To prevent overfitting in logistic regression, it was used the regularization technique, which can be done using the parameter regParam. You can find more about regularization here. The range of values used for the param and the best parameter for this model:

RANGE OF VALUES
regParam: [0.1, 0.15, 0.2, 0.5]
BEST PARAM
regParam: 0.1

Random Forest Classifier

In decision trees, to prevent overfitting, it’s necessary pruning the trees before it produce leaves with tiny samples. The stopping rule used for pruning can be checked here.

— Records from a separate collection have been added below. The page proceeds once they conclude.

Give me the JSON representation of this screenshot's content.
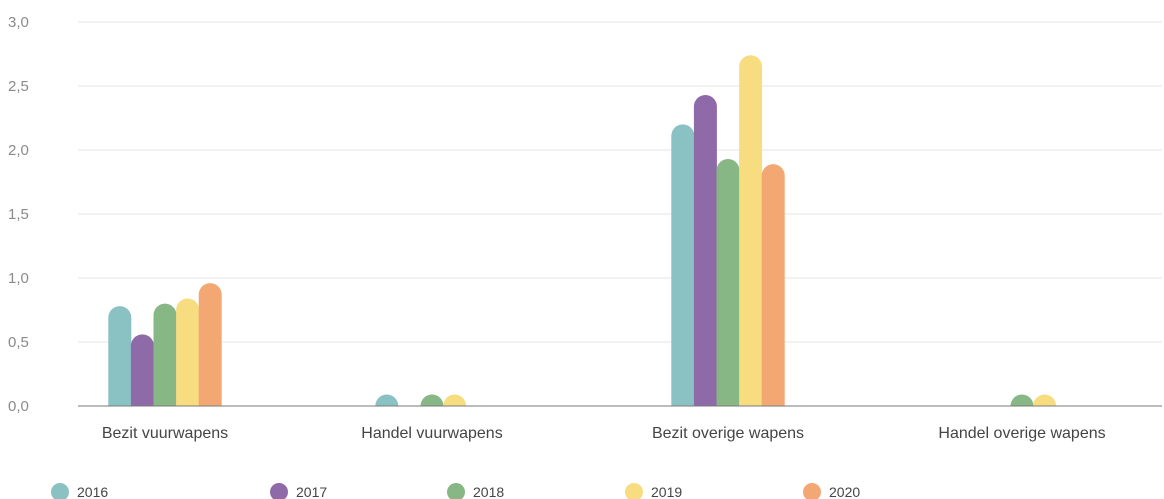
{
  "chart_data": {
    "type": "bar",
    "title": "",
    "xlabel": "",
    "ylabel": "",
    "ylim": [
      0,
      3.0
    ],
    "y_ticks": [
      "0,0",
      "0,5",
      "1,0",
      "1,5",
      "2,0",
      "2,5",
      "3,0"
    ],
    "y_tick_values": [
      0,
      0.5,
      1.0,
      1.5,
      2.0,
      2.5,
      3.0
    ],
    "grid": true,
    "legend_position": "bottom",
    "categories": [
      "Bezit vuurwapens",
      "Handel vuurwapens",
      "Bezit overige wapens",
      "Handel overige wapens"
    ],
    "series": [
      {
        "name": "2016",
        "color": "#8ac1c3",
        "values": [
          0.78,
          0.02,
          2.2,
          0.0
        ]
      },
      {
        "name": "2017",
        "color": "#8e6aa8",
        "values": [
          0.56,
          0.0,
          2.43,
          0.0
        ]
      },
      {
        "name": "2018",
        "color": "#86b784",
        "values": [
          0.8,
          0.02,
          1.93,
          0.02
        ]
      },
      {
        "name": "2019",
        "color": "#f7dc80",
        "values": [
          0.84,
          0.02,
          2.74,
          0.02
        ]
      },
      {
        "name": "2020",
        "color": "#f3a873",
        "values": [
          0.96,
          0.0,
          1.89,
          0.0
        ]
      }
    ]
  }
}
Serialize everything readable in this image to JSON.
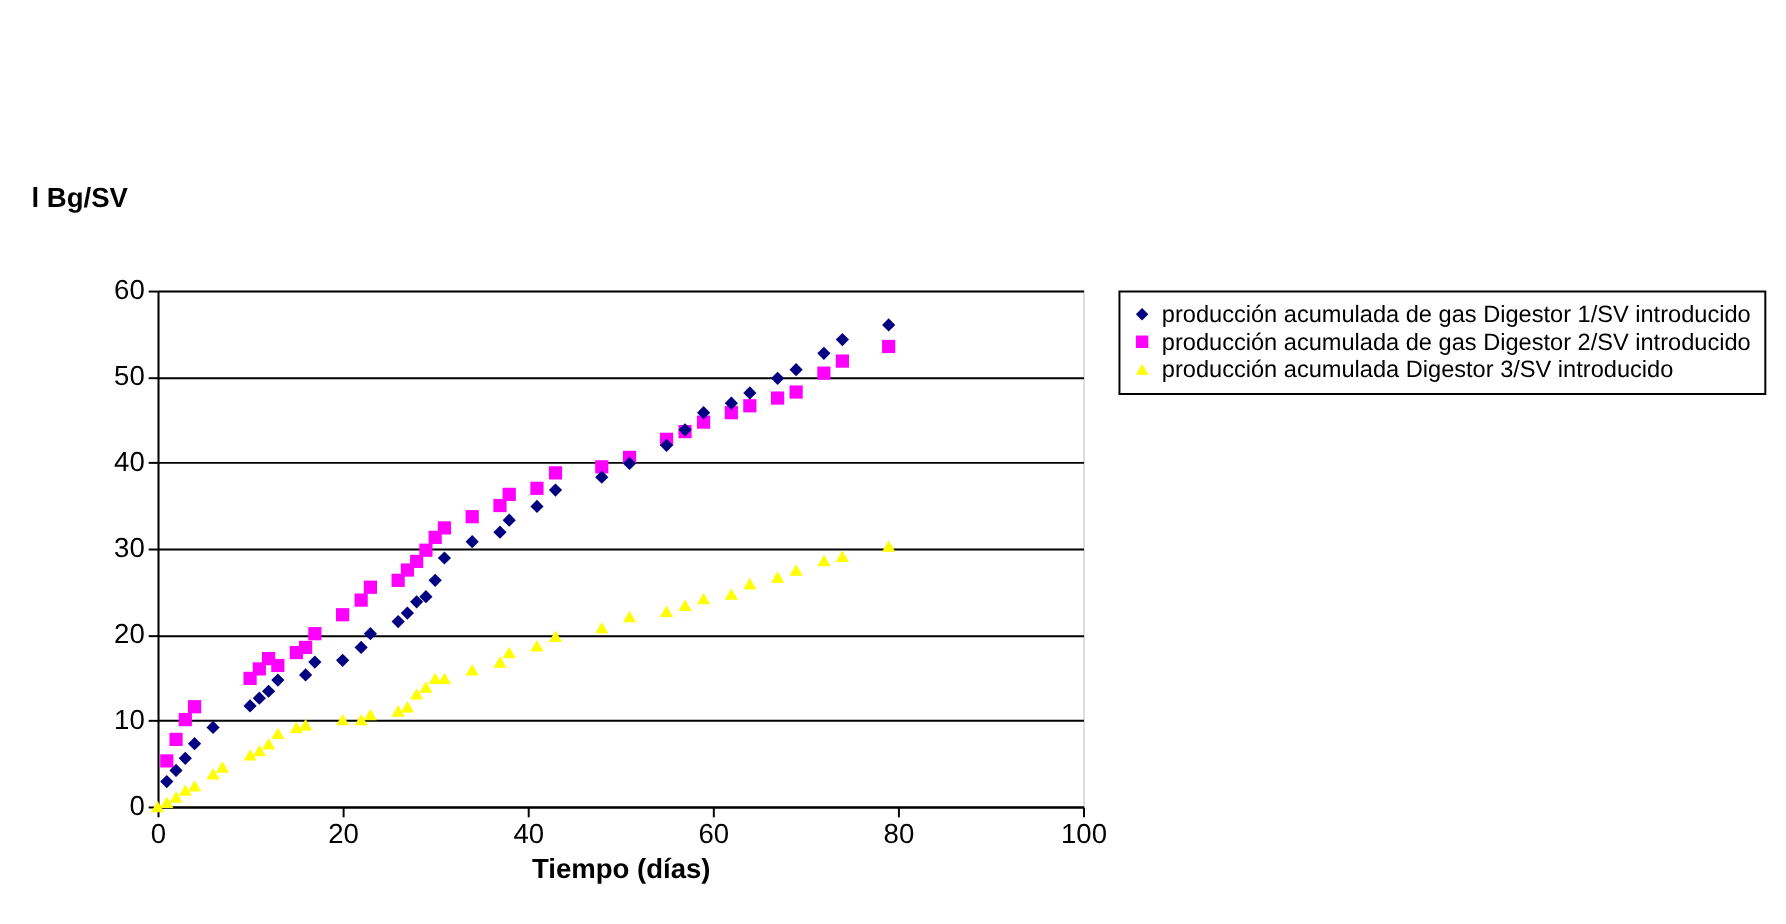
{
  "chart_data": {
    "type": "scatter",
    "xlabel": "Tiempo (días)",
    "ylabel": "l Bg/SV",
    "xlim": [
      0,
      100
    ],
    "xticks": [
      0,
      20,
      40,
      60,
      80,
      100
    ],
    "ylim": [
      0,
      60
    ],
    "yticks": [
      0,
      10,
      20,
      30,
      40,
      50,
      60
    ],
    "grid": "y",
    "legend": "right",
    "series": [
      {
        "name": "producción acumulada de gas Digestor 1/SV introducido",
        "color": "#000080",
        "marker": "diamond",
        "x": [
          1,
          2,
          3,
          4,
          6,
          10,
          11,
          12,
          13,
          16,
          17,
          20,
          22,
          23,
          26,
          27,
          28,
          29,
          30,
          31,
          34,
          37,
          38,
          41,
          43,
          48,
          51,
          55,
          57,
          59,
          62,
          64,
          67,
          69,
          72,
          74,
          79
        ],
        "values": [
          2.9,
          4.2,
          5.6,
          7.3,
          9.2,
          11.7,
          12.6,
          13.4,
          14.7,
          15.3,
          16.8,
          17.0,
          18.5,
          20.1,
          21.5,
          22.5,
          23.8,
          24.4,
          26.3,
          28.9,
          30.8,
          31.9,
          33.3,
          34.9,
          36.8,
          38.3,
          39.9,
          42.0,
          43.8,
          45.8,
          46.9,
          48.1,
          49.8,
          50.8,
          52.7,
          54.3,
          56.0
        ]
      },
      {
        "name": "producción acumulada de gas Digestor 2/SV introducido",
        "color": "#ff00ff",
        "marker": "square",
        "x": [
          1,
          2,
          3,
          4,
          10,
          11,
          12,
          13,
          15,
          16,
          17,
          20,
          22,
          23,
          26,
          27,
          28,
          29,
          30,
          31,
          34,
          37,
          38,
          41,
          43,
          48,
          51,
          55,
          57,
          59,
          62,
          64,
          67,
          69,
          72,
          74,
          79
        ],
        "values": [
          5.3,
          7.8,
          10.1,
          11.6,
          14.9,
          16.0,
          17.2,
          16.4,
          17.9,
          18.5,
          20.1,
          22.3,
          24.0,
          25.5,
          26.3,
          27.5,
          28.5,
          29.8,
          31.3,
          32.4,
          33.7,
          35.0,
          36.3,
          37.0,
          38.8,
          39.5,
          40.6,
          42.7,
          43.6,
          44.7,
          45.8,
          46.6,
          47.5,
          48.2,
          50.4,
          51.8,
          53.5
        ]
      },
      {
        "name": "producción acumulada Digestor 3/SV introducido",
        "color": "#ffff00",
        "marker": "triangle",
        "x": [
          0,
          1,
          2,
          3,
          4,
          6,
          7,
          10,
          11,
          12,
          13,
          15,
          16,
          20,
          22,
          23,
          26,
          27,
          28,
          29,
          30,
          31,
          34,
          37,
          38,
          41,
          43,
          48,
          51,
          55,
          57,
          59,
          62,
          64,
          67,
          69,
          72,
          74,
          79
        ],
        "values": [
          0,
          0.5,
          1.1,
          1.9,
          2.4,
          3.8,
          4.6,
          6.0,
          6.5,
          7.3,
          8.5,
          9.2,
          9.5,
          10.1,
          10.1,
          10.7,
          11.1,
          11.6,
          13.1,
          13.9,
          14.9,
          14.9,
          15.9,
          16.8,
          17.9,
          18.7,
          19.8,
          20.8,
          22.1,
          22.7,
          23.4,
          24.2,
          24.7,
          25.9,
          26.7,
          27.5,
          28.6,
          29.1,
          30.3
        ]
      }
    ]
  }
}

It was possible to tune and avoid the overfitting using the following params with its respective range values.

  • numTrees: Number of trees in the forest.
  • maxDepth: Maximum depth of each tree in the forest.

The range of values used for the params and the best parameters for this model:

RANGE OF VALUES
numTrees: [15, 30, 45]
maxDepth: [10, 15, 20]
BEST PARAM
numTrees: 30
maxDepth: 10

Gradient Boosting Tree

Preventing overfitting in Gradient Boosting Tree is not so hard, since the algorithm is robust enough to not overfit with increasing trees, as explained here. But just to be sure, it used maxDepth, as it did before, and minInstancesPerNode, which helps prune the tree. The range of values used for the params and the best parameters for this model:

RANGE OF VALUES
minInstancesPerNode: [5, 10, 20, 40]
maxDepth: [10, 15, 20]
BEST PARAM
minInstancesPerNode: 40
maxDepth: 10

Results

Below we can see the performance achieved by each method after applying the cross validation technique.

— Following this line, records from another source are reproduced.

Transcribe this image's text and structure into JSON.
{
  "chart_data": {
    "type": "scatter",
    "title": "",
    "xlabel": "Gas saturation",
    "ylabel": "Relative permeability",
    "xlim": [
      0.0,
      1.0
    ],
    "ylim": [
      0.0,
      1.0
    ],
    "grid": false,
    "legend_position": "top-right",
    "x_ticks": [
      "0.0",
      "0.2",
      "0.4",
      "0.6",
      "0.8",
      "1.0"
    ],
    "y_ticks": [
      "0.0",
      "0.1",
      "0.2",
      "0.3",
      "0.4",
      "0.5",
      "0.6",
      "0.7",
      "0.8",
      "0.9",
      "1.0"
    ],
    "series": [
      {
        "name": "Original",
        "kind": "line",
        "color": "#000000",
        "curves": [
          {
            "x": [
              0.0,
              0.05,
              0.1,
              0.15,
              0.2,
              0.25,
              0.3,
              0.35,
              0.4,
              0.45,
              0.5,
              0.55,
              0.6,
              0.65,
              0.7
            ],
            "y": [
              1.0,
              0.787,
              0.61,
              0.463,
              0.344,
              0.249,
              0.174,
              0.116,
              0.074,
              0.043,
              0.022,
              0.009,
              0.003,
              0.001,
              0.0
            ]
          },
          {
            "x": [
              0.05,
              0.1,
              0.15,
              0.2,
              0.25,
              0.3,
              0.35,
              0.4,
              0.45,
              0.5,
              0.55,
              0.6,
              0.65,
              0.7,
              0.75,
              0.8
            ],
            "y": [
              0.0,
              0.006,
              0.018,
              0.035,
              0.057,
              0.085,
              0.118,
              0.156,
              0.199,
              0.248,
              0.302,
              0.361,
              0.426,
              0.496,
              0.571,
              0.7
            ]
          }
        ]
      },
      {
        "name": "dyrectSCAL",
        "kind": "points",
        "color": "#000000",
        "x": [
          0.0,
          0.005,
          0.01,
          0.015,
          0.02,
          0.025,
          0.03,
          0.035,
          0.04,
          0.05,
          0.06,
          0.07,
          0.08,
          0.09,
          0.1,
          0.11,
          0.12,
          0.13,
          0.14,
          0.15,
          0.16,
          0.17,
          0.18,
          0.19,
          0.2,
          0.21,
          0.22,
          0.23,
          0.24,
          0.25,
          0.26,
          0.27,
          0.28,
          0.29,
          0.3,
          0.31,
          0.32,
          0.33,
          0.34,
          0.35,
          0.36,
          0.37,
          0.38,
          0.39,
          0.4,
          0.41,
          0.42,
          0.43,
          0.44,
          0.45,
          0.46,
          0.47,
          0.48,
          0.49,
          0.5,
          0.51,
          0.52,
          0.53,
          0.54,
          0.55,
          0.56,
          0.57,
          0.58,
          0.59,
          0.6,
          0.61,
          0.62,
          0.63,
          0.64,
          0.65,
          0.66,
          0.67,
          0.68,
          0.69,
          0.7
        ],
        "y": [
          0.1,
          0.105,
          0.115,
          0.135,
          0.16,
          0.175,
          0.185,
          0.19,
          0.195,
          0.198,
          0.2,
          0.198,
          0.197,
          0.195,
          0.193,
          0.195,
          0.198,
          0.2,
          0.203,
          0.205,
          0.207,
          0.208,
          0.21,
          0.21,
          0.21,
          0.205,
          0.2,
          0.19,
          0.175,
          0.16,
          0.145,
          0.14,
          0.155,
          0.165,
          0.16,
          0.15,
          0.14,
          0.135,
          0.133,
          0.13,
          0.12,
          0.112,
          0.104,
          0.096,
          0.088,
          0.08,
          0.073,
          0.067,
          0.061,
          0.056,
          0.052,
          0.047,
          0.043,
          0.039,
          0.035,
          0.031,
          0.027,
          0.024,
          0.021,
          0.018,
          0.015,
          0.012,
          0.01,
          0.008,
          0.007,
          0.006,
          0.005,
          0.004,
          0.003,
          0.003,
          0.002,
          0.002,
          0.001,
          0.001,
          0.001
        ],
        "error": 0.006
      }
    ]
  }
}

Table with the metrics used to measure the model performance

We can see Random Forest Classifier stand out with the higher recall, precision and F1 score measures, standing as the best method we could choose. Unfortunately, Logistic Regression doesn’t have the featureImportances attribute, but the importance of each feature for the other two methods are available below:

These numbers suggest a higher importance to the song recommendation system when we look at the thumbs up and the thumbs down measures and the proportion between them, which show us the importance of these types of features to improve the performance model.

Conclusions

Using the declarative approach with some knowledge in SQL, it was possible to manipulate spark easier, building a practical machine learning ready to be scaled. The dataset used here is just a sample, but the model is ready to run with big data with powerful distributed systems.

Random Forest achieved a surprisingly 0.9 in F1 score, a great achievement. The daily users’s log could be used to re-train and evaluate the model with a frequency defined by infrastructure and the budget enabled. This will allow the model to evolve with the current users, and improve the precision.

Users identified as a possible churn, should be included in some customer retention program, which will include some strategies to maintain the customer in the base. The strategy chosen should be validated across A/B testing, to understand if the strategy is affecting the users’s decisions positively.